Он повернул и зашагал по коридору, который вел в помещения для слуг. Он приметил соблазнительную кудрявую горничную, она точно ему не откажет – разве она не говорила, что ее жених погиб при Балбек-Хилл, и теперь она осталась совсем одна?

«Если у нее траур… ха, тогда я стану монахом!»


Громадная дверь в помещения для слуг оказалась запертой. Гутвульф рыкнул и потянул ее на себя, но она была закрыта на засов с другой стороны. Он собрался колотить в тяжелую дубовую дверь кулаком до тех пор, пока кто-нибудь не откроет – и сразу поймет, что он в ярости, – но передумал. В коридорах Хейхолта царила такая странная тишина, что Гутвульф решил не привлекать к себе внимания. Кроме того, сказал он себе, кудрявая девка не стоит того, чтобы поднимать из-за нее шум.

Гутвульф отошел от двери, потирая заросший щетиной подбородок, и краем глаза увидел бледную тень, которая свернула за угол коридора. Он быстро повернулся, удивленный странным видением, но ничего не обнаружил. Тогда Гутвульф прошел несколько шагов и заглянул за угол. Ничего. По коридору проплыл прерывавшийся шепот – что-то бормотавший, будто от боли, женский голос. Гутвульф резко развернулся на каблуках и зашагал назад, к своим покоям.

«Это ночь так шутит, – проворчал он тихонько. – Закрытые двери, пустые коридоры – истекающий кровью Усирис, такое впечатление, что во всем Хейхолте вообще никого нет!»

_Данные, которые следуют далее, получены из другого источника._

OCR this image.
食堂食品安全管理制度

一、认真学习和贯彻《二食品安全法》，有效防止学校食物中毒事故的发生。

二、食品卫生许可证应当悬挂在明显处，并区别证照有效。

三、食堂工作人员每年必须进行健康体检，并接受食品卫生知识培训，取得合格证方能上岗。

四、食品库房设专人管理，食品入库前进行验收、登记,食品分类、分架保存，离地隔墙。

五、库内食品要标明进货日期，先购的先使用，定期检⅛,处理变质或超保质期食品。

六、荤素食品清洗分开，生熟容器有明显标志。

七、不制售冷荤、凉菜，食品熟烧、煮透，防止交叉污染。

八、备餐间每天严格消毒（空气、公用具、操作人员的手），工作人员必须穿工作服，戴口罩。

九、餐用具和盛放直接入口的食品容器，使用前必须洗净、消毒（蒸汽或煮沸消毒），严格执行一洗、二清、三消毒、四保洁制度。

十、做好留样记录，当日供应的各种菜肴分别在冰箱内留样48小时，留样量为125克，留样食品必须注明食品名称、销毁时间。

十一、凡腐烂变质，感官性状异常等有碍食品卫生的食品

Неожиданно Гутвульф остановился и принялся оглядываться по сторонам. Что это за коридор? Он не узнавал гладко отполированные плитки пола и висевшие на темной стене и окутанные тенями знамена необычной формы. Если только он не свернул не туда и не заблудился, он оказался в прогулочном коридоре часовни. Гутвульф вернулся назад к тому месту, где коридоры расходились в разные стороны, и выбрал второй. Теперь, несмотря на то, что новый проход был совершенно неприметным, без каких-то отличительных черт, если не считать нескольких узких окон, Гутвульф не сомневался, что снова нашел нужную дорогу.

Он ухватился за подоконник одного из окон, подтянулся и повис на сильных руках. Он ожидал увидеть либо передний, либо боковой двор часовни…

Удивленный Гутвульф разжал руки и соскользнул вниз, у него подогнулись колени, и он упал на пол, но быстро вскочил на ноги, чувствуя, как отчаянно колотится в груди сердце, и снова потянулся к окну, чтобы убедиться, что глаза его не обманули.

Это действительно был двор часовни, погрузившийся в глубокие ночные тени, как ему и следовало.

Но тогда что он увидел в первый раз? Там были белые стены и лес высоких шпилей, которые он сначала принял за деревья, но уже в следующее мгновение понял, что это башни – изящные минареты, тонкие иглы цвета слоновой кости, сиявшие в лунном свете, словно напитанные им. В Хейхолте таких не было!